Thursday, January 31, 2019

Sundance ’19: Velvet Buzzsaw

The oeuvre of late, undiscovered outsider artist Ventril Dease could be considered the Necronomicon of oil paintings. They have a rather odd effect on those who view them. It is even worse for those who try to profit from them. The exploitative sharks of the fine art world are in for some EC Comics-style karma in Dan Gilroy’s Velvet Buzzsaw, which premiered at the 2019 Sundance Film Festival.

Ventril Dease is dead and nobody really noticed, until it was time to clear out the hundreds of tormented paintings he left behind.

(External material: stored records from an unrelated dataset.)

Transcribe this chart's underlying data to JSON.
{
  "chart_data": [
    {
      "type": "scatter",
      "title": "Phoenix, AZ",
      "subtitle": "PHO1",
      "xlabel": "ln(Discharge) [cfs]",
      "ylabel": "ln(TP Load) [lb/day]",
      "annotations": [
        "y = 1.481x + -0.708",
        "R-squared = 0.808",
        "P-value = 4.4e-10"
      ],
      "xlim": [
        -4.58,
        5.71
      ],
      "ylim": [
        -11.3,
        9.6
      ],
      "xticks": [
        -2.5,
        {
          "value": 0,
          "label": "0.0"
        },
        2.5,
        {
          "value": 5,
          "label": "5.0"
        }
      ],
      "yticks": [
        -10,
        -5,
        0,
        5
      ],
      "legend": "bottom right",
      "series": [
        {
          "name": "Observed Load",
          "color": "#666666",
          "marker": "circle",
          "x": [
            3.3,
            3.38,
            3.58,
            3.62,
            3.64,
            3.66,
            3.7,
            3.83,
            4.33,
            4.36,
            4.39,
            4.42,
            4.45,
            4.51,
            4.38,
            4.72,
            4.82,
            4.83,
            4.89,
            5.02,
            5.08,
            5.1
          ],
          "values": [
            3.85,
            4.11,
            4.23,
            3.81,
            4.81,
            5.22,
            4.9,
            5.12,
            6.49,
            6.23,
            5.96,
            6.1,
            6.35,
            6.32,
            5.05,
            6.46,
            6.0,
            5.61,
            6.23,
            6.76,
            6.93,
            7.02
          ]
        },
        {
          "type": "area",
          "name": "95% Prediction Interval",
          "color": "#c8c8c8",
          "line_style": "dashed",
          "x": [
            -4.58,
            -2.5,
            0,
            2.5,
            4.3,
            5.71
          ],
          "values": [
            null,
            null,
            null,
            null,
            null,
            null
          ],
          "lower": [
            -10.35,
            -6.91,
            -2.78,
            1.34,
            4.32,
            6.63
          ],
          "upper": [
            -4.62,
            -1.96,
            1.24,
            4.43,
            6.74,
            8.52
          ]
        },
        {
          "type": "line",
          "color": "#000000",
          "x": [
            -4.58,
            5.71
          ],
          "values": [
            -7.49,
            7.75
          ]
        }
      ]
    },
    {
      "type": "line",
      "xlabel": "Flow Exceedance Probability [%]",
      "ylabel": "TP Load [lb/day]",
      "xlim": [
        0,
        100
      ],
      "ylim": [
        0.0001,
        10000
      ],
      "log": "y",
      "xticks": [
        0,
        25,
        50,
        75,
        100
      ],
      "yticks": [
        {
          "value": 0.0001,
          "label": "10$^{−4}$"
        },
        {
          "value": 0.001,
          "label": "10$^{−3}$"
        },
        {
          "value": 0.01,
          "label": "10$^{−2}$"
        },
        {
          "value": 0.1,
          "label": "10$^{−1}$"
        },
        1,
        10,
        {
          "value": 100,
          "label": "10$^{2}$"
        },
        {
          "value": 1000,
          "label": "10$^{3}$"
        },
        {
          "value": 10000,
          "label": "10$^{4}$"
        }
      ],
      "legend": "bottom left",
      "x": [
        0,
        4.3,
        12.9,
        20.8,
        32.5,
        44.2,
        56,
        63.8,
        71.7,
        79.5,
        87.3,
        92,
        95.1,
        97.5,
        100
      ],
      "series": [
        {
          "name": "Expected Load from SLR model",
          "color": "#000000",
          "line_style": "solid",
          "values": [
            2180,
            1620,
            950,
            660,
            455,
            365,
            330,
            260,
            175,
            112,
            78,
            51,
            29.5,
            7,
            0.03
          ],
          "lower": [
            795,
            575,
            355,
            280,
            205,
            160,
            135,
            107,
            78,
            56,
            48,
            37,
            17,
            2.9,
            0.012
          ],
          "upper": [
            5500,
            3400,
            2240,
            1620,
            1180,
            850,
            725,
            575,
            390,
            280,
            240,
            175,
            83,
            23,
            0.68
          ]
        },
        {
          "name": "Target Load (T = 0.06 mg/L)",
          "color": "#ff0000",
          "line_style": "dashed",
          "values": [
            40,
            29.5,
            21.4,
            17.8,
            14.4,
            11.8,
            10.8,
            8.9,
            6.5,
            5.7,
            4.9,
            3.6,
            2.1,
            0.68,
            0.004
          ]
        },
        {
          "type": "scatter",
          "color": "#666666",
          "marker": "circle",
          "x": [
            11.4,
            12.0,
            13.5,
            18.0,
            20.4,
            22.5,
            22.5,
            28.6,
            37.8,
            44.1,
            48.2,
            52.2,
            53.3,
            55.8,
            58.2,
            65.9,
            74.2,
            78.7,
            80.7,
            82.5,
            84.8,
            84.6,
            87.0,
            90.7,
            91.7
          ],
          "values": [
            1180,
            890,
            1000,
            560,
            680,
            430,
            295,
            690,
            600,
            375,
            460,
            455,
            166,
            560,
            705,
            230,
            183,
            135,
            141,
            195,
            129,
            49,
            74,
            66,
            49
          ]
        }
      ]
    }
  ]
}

Then they came to the attention of his neighbor, Josephine, an aspiring gallerist, who immediately recognizes the collection as a potential blockbuster. Around that time, she conveniently starts sleeping with pompous art critic Morf Vandewalt, who is even more struck by Dease’s twisted vision. Soon, the entire art world is desperate to get their hands on Dease’s work, especially Josephine’s former boss (and Vandewalt’s bestie), Rhodora Haze, who once played in a punk band called “Velvet Buzzsaw” during her wild youth, thereby explaining the cryptic title, as well as her fiercest rival, Ricky Blaine.

Of course, the various grasping players start dropping like flies, under decidedly sinister circumstances. Vandewalt, who negotiated himself gigs as Dease’s official biographer and author of the exhibit catalogue, starts having weird visions worthy of a twisted Dease painting. Although his paranoia is definitely galloping unfettered, the critic is not necessarily wrong when he warns the paintings are exerting a malevolent, uncanny influence on their beholders.

Arguably, Buzzsaw is a contemporary cousin to Roger Corman’s classic Bucket of Blood, chronicling the rise and fall of artist Walter Paisley, whose sculptures look so realistic, because he embeds dead people inside them. Surprisingly, Buzzsaw is nearly as campy. It also has a roughly comparable body count.

It is not exactly what we would have expected from the director and two leads of Nightcrawler, but it is still fun the watch the game, scenery-chewing cast preen about the Miami Beach Art Basel. This is a case of beautiful people absolutely skewering beautiful people of an even more rarified strata.

Of course, when it comes to acidic snark, nobody can top Toni Collette as Gretchen, a spectacularly ruthless museum agent. Jake Gyllenhaal’s Vandewalt is an utterly un-self-aware uber-twit who puts Bertie Wooster to shame. He is a self-important dolt, but he has his principles, which makes him strangely interesting. Rene Russo is flamboyantly charismatic as Haze, the cynical game-player. John Malkovich adds his usual sly élan as Piers, a superstar artist, but this time around, he can’t match Collette’s caustic energy.

Buzzsaw is a minor work of cinema, but it is undeniably fun. Let’s be honest, any film that leads us to invoke Corman’s Bucket of Blood cannot be all bad. Recommended as a goofy, slightly horror-ish distraction after a frustrating day at work, Velvet Buzzsaw screens again this Saturday (2/2) in Park City and Sunday (2/3) in Salt Lake, as part of this year’s Sundance Film Festival.